A partir de là, Ault-Onival a toujours été mon royaume des saveurs. Dès mon arrivée, à peine sortie de la voiture, je humais le vent pour y retrouver l’odeur de la mer, deux rues plus bas. Il ne se passait jamais un séjour sans les incontournables moules-frites. Sauf que chez nous, c’était moules-chips au four. Il n’était pas question de pommes de terre coupées en fines lamelles et dorée au four, « maison ». Il s’agissait bien de vraies chips sorties du paquet et que ma mère passait au lèche-frittes de la gazinière. J’étais bien sûre que cette curiosité culinaire n’existait nulle part ailleurs. Après le diner, il n’y avait pas la télé, mon père disait : « on va manger une gaufre ?! ». Et on s’y rendait à pieds, en longeant le haut de la falaise. Là aussi, c’était un rituel du goût. Je n’ai appris que beaucoup plus tard qu’on pouvait manger des gaufres ailleurs qu’à Ault et pas uniquement à la nuit tombée. Et il y avait les sucettes de chez Naoum. Ah ça ! Les sucettes de chez Naoum…C’étaient plus des tortillons de sucre d’orge parfumé sur un bâton court de bois. Ma préférence allait à la mandarine, après avoir longtemps laissé la vedette à l’anis. Sans doute parce que mon père disait qu’il l’adorait. Mais en fait nous encensions aussi la nougatine. Elle était couleur rubis avec de larges découpes d’amandes entières. Et aussi la cerise griotte. La menthe, parce qu’elle était blanche et non verte comme partout ailleurs. Le caramel. Le chocolat. Enfin toutes ou presque. Quand les sucettes n’avaient pas été vendues de suite et qu’elles étaient restées dans les bocaux en verre, il se formait une petite croûte de sucre qui leur faisait comme un glaçage. La dent s’y imprimait. La texture était plus tendre, laissant la sucette originelle cachée au dessous. J’ai grandi sans m’être aperçue qu’Ault-Onival m’avait tout apporté en matière d’éveil des sens. Je lui ai gardé cet attachement que l’on croit être celui de nos souvenirs d’enfance, mais qui va bien au-delà et qui est l’essence même de la structuration de la personne.

J’ai toujours voulu faire connaître et partager ce lieu magique à tous ceux que j’aimais. Mes amis, mes parents par alliance, plus tard mes enfants. Pour leur faire vivre ce pèlerinage des perceptions. Tous n’étaient pas adeptes.

Un avril qu’étaient venus deux de mes beaux-frères du moment, ils avaient décrété, à peine arrivé, que ce lieu où il n’y avait que quiétude et richesse de l’espace à percevoir, était sans intérêt et qu’il leur fallait trouver de toute urgence un Trivial-Pursuit.

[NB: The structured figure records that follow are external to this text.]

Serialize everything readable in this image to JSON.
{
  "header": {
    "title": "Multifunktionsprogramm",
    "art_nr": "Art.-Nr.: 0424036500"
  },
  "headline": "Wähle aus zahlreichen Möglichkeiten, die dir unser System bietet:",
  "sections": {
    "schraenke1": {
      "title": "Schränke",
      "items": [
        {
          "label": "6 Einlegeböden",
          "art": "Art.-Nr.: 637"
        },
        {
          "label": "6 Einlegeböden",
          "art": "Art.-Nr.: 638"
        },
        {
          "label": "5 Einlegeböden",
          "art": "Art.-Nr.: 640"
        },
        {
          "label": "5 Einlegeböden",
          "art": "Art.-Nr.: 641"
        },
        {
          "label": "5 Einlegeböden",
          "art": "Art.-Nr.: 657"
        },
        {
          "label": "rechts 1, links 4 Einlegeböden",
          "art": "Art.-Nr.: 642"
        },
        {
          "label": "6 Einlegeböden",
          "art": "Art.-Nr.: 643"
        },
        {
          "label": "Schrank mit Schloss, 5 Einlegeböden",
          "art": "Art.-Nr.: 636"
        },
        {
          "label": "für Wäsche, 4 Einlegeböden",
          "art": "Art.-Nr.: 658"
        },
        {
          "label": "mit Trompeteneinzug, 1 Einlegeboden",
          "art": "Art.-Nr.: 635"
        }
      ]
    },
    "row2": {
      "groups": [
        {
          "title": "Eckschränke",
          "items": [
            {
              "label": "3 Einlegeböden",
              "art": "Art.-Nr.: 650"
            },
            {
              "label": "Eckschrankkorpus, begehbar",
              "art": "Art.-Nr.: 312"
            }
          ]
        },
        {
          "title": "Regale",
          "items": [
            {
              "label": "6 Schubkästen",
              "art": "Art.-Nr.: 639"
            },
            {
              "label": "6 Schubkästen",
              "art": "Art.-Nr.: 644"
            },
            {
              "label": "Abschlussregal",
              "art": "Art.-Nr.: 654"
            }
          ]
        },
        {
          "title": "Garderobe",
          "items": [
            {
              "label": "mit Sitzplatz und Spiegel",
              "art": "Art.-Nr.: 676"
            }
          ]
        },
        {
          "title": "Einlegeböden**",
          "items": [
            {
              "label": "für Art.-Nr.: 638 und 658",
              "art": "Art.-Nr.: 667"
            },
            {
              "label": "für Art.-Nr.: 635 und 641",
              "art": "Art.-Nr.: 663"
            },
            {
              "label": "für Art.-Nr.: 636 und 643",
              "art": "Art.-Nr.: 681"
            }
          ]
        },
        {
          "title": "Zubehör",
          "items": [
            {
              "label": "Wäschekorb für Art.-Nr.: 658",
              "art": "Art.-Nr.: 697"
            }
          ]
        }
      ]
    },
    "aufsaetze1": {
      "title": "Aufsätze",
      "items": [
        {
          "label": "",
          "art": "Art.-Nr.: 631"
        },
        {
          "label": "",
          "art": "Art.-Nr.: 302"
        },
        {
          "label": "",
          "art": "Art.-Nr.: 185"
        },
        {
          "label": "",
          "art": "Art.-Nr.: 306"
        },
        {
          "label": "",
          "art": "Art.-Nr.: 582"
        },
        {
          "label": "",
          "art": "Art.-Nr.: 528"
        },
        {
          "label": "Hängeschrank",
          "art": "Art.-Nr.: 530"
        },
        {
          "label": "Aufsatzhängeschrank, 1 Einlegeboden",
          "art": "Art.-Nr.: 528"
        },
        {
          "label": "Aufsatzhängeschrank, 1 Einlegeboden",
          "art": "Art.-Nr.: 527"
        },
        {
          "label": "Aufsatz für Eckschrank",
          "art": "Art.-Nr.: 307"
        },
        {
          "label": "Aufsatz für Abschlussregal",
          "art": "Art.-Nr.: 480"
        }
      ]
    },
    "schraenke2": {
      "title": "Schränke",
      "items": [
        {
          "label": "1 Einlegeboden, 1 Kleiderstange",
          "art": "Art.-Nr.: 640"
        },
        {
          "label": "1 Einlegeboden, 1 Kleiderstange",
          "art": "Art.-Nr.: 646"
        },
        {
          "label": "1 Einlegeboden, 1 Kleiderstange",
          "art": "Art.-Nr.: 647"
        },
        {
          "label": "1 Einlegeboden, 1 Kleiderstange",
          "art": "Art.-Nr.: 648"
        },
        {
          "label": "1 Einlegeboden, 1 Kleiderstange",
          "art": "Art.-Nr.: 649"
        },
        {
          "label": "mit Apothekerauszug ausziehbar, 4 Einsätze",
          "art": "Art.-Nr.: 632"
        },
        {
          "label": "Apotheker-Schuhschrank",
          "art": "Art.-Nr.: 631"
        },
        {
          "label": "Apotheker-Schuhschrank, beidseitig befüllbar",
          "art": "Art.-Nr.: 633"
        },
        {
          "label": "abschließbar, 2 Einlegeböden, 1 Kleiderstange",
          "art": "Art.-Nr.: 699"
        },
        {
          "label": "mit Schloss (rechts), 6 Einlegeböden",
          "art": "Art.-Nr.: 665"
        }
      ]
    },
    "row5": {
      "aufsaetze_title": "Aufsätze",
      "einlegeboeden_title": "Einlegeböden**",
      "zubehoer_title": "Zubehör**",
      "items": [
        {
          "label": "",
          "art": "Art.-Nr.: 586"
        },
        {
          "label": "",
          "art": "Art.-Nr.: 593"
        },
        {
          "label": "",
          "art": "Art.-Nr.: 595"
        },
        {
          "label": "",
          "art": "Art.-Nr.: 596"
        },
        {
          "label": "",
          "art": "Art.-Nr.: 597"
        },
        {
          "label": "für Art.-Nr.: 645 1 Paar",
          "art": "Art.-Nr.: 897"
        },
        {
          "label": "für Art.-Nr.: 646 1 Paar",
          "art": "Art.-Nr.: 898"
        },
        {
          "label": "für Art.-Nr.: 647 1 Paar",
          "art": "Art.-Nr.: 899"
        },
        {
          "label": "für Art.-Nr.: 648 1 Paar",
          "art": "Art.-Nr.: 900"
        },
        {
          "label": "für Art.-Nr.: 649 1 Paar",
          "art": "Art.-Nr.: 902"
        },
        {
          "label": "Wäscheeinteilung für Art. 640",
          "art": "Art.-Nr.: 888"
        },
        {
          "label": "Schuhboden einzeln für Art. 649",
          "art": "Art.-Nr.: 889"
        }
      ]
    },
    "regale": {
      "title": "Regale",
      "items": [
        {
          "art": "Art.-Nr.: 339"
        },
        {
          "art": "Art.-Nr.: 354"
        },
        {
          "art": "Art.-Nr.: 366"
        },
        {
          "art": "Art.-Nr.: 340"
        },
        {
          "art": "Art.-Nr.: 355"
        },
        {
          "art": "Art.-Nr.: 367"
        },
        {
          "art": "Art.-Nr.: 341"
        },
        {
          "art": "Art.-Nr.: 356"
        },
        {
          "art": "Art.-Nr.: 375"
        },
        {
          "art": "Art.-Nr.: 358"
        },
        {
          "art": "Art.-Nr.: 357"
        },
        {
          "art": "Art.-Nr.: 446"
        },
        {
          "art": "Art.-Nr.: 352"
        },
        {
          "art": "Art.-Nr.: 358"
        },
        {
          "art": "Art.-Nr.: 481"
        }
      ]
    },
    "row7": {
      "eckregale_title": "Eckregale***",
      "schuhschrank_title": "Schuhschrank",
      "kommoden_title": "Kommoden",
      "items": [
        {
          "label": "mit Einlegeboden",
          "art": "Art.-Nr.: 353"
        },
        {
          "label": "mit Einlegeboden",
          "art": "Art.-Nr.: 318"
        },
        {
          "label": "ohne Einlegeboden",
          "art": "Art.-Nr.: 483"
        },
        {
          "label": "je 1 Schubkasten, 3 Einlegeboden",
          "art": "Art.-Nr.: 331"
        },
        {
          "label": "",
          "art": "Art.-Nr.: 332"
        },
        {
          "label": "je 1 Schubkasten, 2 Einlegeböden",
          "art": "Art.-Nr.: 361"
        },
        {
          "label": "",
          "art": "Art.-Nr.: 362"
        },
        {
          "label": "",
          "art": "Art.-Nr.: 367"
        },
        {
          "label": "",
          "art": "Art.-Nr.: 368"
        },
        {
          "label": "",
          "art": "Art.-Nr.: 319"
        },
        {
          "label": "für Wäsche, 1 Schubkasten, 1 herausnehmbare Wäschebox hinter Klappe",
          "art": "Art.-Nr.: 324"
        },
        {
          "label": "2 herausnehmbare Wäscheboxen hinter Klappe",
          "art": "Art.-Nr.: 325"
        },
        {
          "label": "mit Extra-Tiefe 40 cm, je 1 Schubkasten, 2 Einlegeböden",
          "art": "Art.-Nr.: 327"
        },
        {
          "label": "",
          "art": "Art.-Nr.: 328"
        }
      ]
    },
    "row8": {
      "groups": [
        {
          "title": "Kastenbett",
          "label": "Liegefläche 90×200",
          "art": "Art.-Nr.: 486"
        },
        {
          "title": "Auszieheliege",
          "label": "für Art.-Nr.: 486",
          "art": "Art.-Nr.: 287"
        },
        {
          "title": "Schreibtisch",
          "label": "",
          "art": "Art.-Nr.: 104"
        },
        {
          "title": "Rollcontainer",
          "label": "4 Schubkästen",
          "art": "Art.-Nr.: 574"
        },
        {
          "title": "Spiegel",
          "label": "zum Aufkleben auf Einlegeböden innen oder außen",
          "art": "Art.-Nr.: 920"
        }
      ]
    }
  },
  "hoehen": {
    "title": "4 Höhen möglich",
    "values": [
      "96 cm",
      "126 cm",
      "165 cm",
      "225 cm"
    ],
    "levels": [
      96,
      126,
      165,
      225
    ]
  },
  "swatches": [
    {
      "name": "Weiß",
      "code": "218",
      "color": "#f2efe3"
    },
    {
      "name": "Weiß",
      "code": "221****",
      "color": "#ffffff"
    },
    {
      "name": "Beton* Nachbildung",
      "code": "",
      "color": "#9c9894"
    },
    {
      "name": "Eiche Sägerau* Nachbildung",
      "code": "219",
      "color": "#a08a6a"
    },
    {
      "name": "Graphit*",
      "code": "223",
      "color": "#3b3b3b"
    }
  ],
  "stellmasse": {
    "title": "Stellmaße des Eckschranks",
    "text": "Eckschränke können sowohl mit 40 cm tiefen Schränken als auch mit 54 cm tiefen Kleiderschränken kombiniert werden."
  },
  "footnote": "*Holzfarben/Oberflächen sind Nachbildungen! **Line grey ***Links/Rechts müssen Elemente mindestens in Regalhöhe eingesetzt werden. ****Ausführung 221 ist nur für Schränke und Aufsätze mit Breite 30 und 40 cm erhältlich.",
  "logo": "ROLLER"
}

Ils ne s’étaient pas contentés d’aller au Tréport ou à Eu. Le magasin de jouet proche de « la Grande Mademoiselle », pâtisserie fameuse, devait avoir ce genre d’article. Il leur avait fallu aller jusqu’à Dieppe, cinquante bornes, la ville. L’odeur de kérosène des gros tonnages leur rappelant sans doute un peu, nostalgiques, leur pollution parisienne. Ils étaient revenus avec le jeu indispensable et, un camembert. L’un des beaux-frères racontant avec emphase qu’il avait déniché ce fromage fabuleux dans une crèmerie extraordinaire.

A la fin du repas, le camembert fût présenté avec cérémonie, tout seul sur son assiette. Chacun prenant religieusement une petite portion. Il était à savourer sans avidité, vu l’importance qu’on lui octroyait. Or ce camembert était…épouvantablement trop salé. Il me rappelait la poignée de sable de mes trois ans. Chacun se regardait, personne n’osait rien dire. Et le beau-frère porteur de l’offrande mystique de s’exclamer : « il y a longtemps que je n’avais pas mangé un camembert aussi bon. ». J’ai souri, compatissante. Je venais surtout de faire une découverte hors pair. Celle que le snobisme altère les papilles et récepteurs neurosensoriels du goût.

Depuis, l’expression est restée. Quand un plat est quelconque, un aliment insipide, un dessert raté, il n’est pas rare que la collégiale s’esclaffe : « il y a longtemps… ». Et il n’est pas besoin d’en dire plus. Tout est dans le ton, tenir pointu sur le on de longtemps pour en stigmatiser le ridicule. C’est savoureux.